Por ter a consciência limpa, ou pensar que a tinha, pois, objetivamente, é a mesmo coisa, lá no seu canto, o José caiu num sono profundo. Começou a ressonar alto e bom som. Tal atitude foi também objeto de censura por parte dos seus camaradas. Que era um provocador. Que era um reacionário. Eles preocupados com a situação política. E o José como se nada fosse com ele. A dormir como um bebé. Sem se ralar com nada. Era-lhe bem feito. Estar preso era uma situação justa. Ele bem a merecia. O Partido sabe sempre bem aquilo que faz. O Graça pediu então esclarecimentos ao camarada. Se compreendia a situação era bom que a explicasse a todos.

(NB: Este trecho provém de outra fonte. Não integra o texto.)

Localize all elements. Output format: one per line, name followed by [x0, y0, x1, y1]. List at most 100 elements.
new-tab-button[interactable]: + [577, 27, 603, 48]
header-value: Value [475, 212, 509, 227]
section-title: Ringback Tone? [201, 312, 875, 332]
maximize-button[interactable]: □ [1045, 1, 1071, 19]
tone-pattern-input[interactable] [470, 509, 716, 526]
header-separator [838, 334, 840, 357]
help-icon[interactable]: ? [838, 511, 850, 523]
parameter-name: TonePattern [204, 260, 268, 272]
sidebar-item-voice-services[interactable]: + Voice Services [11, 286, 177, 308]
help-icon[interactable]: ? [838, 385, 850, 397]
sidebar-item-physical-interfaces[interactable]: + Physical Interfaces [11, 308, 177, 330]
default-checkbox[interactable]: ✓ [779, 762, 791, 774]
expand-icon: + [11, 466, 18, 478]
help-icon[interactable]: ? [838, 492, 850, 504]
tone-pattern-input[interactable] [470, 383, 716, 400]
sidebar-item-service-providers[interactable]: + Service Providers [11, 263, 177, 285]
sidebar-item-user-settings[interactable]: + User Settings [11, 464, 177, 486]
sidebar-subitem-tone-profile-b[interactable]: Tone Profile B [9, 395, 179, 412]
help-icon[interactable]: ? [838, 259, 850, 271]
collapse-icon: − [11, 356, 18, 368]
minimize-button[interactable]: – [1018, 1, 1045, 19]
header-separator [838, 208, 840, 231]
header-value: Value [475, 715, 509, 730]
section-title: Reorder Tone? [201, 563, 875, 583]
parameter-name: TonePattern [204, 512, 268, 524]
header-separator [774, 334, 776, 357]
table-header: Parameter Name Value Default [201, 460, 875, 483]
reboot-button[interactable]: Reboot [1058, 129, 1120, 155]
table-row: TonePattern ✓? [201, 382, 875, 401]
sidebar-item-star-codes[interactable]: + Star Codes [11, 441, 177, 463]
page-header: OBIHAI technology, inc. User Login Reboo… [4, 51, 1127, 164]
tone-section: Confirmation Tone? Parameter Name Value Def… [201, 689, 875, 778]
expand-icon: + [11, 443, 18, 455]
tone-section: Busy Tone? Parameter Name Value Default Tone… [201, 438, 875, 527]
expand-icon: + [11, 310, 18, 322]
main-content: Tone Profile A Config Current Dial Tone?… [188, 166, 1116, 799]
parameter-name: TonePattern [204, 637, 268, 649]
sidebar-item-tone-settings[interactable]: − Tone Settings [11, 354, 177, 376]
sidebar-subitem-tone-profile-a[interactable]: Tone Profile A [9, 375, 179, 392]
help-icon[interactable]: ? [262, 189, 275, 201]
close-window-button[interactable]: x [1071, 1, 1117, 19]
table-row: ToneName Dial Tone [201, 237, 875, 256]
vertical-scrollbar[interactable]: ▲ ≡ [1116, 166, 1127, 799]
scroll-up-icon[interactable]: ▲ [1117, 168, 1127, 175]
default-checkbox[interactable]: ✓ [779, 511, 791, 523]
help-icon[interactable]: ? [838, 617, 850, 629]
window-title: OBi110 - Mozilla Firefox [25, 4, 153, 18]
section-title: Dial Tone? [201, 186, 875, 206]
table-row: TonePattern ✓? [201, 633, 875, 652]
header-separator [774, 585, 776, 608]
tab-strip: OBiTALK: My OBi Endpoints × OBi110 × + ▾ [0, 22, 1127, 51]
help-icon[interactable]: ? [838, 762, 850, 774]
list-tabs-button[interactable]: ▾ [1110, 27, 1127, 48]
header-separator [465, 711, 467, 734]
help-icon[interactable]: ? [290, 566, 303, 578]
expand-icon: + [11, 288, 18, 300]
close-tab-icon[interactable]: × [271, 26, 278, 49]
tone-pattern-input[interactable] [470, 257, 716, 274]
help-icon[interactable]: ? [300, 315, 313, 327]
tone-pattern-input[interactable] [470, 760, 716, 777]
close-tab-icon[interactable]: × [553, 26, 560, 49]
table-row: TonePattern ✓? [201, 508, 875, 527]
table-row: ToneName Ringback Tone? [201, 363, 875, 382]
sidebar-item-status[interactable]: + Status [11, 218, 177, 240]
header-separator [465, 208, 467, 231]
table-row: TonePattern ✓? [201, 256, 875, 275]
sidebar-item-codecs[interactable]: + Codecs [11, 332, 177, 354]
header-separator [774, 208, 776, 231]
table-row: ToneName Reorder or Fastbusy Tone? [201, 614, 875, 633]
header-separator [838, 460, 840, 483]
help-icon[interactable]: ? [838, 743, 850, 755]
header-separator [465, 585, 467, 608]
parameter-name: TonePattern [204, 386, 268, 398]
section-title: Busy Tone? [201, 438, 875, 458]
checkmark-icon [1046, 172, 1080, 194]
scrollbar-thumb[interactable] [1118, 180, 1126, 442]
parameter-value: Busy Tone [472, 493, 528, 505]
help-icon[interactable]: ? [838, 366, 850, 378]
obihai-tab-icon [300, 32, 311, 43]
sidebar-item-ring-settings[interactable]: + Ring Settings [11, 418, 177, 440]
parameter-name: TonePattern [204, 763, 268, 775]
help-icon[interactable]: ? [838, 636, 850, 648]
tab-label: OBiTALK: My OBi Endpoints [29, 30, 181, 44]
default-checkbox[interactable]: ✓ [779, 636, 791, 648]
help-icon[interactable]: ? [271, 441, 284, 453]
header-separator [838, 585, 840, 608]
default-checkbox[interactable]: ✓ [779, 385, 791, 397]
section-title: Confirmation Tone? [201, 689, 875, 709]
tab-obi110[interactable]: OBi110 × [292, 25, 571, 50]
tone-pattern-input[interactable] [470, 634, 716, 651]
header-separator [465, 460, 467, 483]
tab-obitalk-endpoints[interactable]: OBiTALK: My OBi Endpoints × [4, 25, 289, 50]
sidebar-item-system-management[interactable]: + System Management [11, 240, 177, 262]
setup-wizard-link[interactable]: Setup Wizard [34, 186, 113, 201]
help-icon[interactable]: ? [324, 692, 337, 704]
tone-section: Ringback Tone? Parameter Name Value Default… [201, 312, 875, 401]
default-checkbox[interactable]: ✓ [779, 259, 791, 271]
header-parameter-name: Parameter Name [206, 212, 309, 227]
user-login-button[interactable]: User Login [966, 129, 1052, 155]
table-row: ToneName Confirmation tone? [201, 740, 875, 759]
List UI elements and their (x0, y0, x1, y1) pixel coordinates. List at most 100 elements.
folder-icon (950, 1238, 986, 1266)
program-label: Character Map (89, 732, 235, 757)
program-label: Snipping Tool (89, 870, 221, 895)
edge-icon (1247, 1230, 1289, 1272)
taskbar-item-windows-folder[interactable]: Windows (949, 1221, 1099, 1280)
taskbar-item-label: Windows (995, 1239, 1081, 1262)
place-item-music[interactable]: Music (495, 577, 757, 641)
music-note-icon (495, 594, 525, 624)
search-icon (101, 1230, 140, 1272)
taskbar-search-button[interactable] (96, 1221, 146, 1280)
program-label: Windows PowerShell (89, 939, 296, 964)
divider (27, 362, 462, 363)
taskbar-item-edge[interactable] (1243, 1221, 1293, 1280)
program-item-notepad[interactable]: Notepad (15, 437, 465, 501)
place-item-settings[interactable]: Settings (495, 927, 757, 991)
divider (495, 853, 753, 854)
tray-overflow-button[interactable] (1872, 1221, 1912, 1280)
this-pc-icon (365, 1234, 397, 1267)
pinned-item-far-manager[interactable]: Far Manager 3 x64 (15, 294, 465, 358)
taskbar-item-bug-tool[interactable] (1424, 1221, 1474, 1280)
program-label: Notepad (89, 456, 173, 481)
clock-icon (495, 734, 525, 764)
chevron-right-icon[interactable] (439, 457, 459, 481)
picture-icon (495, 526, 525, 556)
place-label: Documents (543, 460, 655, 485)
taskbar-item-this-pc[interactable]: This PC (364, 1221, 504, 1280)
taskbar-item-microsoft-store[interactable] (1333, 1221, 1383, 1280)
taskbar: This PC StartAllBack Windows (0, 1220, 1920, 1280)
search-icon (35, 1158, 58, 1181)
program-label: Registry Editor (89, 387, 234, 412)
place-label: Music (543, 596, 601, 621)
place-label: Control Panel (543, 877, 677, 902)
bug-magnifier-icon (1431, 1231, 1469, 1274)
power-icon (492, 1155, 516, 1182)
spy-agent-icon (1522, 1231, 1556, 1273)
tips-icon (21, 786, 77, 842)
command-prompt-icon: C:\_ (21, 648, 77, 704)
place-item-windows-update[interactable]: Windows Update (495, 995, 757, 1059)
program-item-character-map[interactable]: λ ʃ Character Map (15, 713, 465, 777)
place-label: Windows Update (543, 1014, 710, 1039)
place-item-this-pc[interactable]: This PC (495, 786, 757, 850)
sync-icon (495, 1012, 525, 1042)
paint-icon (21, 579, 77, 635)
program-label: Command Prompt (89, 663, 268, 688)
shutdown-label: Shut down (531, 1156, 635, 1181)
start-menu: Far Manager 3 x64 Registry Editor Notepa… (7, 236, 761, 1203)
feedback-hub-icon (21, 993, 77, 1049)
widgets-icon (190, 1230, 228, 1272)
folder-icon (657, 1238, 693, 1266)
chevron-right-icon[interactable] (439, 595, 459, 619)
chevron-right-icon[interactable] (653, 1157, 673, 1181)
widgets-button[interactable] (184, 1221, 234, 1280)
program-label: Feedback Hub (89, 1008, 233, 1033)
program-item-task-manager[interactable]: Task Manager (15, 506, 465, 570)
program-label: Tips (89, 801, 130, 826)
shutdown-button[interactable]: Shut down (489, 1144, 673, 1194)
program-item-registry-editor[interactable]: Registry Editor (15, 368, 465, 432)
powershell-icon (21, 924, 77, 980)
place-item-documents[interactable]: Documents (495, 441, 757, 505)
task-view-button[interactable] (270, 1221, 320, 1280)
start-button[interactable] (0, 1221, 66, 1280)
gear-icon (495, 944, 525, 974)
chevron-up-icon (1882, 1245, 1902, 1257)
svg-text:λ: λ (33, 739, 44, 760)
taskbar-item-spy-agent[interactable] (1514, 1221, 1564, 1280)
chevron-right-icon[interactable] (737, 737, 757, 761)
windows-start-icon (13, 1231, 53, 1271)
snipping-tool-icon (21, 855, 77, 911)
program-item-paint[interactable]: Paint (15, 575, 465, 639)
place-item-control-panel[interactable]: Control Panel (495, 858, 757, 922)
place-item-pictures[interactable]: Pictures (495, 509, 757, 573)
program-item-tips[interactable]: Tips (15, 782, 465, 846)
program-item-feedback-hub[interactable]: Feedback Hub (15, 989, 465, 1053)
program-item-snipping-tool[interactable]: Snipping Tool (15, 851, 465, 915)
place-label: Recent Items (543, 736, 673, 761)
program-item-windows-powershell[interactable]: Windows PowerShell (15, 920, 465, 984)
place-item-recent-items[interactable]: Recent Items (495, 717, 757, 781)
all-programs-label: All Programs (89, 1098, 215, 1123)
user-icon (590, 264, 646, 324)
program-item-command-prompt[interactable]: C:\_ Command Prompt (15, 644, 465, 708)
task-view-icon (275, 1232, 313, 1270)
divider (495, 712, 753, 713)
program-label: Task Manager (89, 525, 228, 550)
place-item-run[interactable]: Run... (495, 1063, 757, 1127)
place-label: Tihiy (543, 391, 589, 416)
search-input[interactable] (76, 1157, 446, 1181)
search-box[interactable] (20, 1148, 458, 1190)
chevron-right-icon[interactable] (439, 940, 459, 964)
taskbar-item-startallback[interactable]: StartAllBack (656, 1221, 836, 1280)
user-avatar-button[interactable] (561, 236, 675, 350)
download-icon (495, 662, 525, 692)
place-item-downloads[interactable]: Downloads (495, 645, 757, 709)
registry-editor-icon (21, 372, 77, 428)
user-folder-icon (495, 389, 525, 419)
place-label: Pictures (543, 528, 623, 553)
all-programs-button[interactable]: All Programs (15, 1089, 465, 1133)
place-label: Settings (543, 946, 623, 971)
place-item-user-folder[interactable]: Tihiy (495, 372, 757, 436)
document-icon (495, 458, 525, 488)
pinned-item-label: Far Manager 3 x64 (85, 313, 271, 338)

O camarada funcionário tentou. Que como o Partido tudo sabe, também sabia quem era o traidor. Por isso a situação da prisão de todo o grupo só podia ser um engano, ou excesso de zelo. Há muitos camaradas que são mais papistas que o Papa, ou melhor, que são mais comunistas que o próprio camarada Alberto Punhal. Mas a verdade, que é apenas comunista, como todos sabemos, é como o azeite, vem sempre ao de cima. E que nestas coisas da revolução, existe muita confusão, mas acabam sempre por triunfar os bons e o seu fundamento. Na revolução comunista nunca pode triunfar o mal. Isso é, pura e simplesmente, impossível.
Depois de muito discutirem, passaram às resoluções. Estava na hora de decidirem o seu futuro. E o do José. A situação até podia ser difícil, e era-o de facto, mas um comunista nunca desiste, nem de lutar nem de procurar a verdade, pois só ela é revolucionaria, e vem sempre ao de cima como o azeite. Ele, como o camarada mais responsável do grupo, e seu líder natural, propôs que o José fosse definitivamente expulso do Partido e denunciado mais uma vez aos organismos superiores por desvio ideológico e abandono dos princípios irrefutáveis do marxismo-leninismo. Da reunião foi elaborada uma ata onde constaram todas as decisões. Até a abstenção do Graça no momento da expulsão do José, em nome da amizade. Isto apesar da advertência do camarada funcionário que lhe lembrou que a amizade não se pode sobrepor à razão, nem aos supremos interesses do Partido e da Revolução.
Quando o camarada funcionário deu a reunião por terminada, ainda o José dormia e ressonava como um justo.